Jean-Philippe Salducci, Capitaine, pilote et Président du syndicat des pilotes de Marseille et du golfe de Fos a supervisé la création d’un simulateur de manœuvre pour La Ciotat Shipyards et son futur ascenseur 4300t. Les équipes de pilotes de Marseille-Fos seront en effet chargées de sécuriser et d’optimiser l’entrée des yachts et méga-yachts sur le quai de la future plateforme.
Interview passionnante de Jean-Philippe Salducci.
LCS : Quelle est la mission du service de pilotage ?

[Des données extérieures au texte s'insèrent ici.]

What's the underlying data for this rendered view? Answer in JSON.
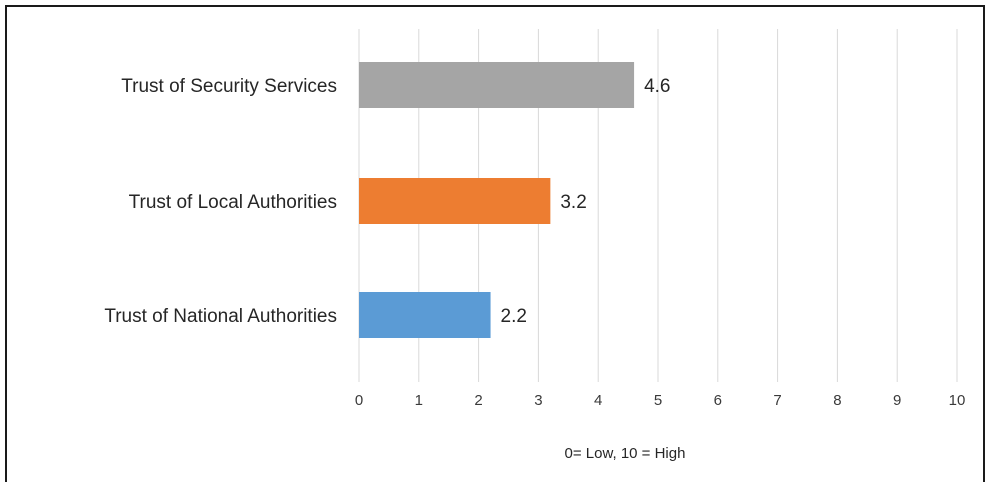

Notre mission consiste à guider les capitaines de navire dans leurs manœuvres d’approche du port, que ce soit à l’entrée ou à la sortie. Nous assurons également une mission de sécurité et de sauvegarde de la vie humaine en mer, des infrastructures portuaires et de leur environnement, du navire et de son équipage et ce quelle que soit la météo ! C’est une mission de service public qui fonctionne sans ressource de l’Etat, les recettes étant générées par les navires servis par les pilotes.
Notre métier nécessite sang-froid, expertise et un très bon contact humain pour mettre en confiance les capitaines. Les pilotes sont tous capitaines et ont navigué pendant au moins 10 ans, de passer un concours très sélectif (seulement 320 pilotes en France et Outre mer). Nous sommes habilités pour travailler sur les sites de Fos, Marseille, La Ciotat, Nice, Cannes et Villefranche.
LCS : Sur quels types de mission intervenez-vous à La Ciotat ?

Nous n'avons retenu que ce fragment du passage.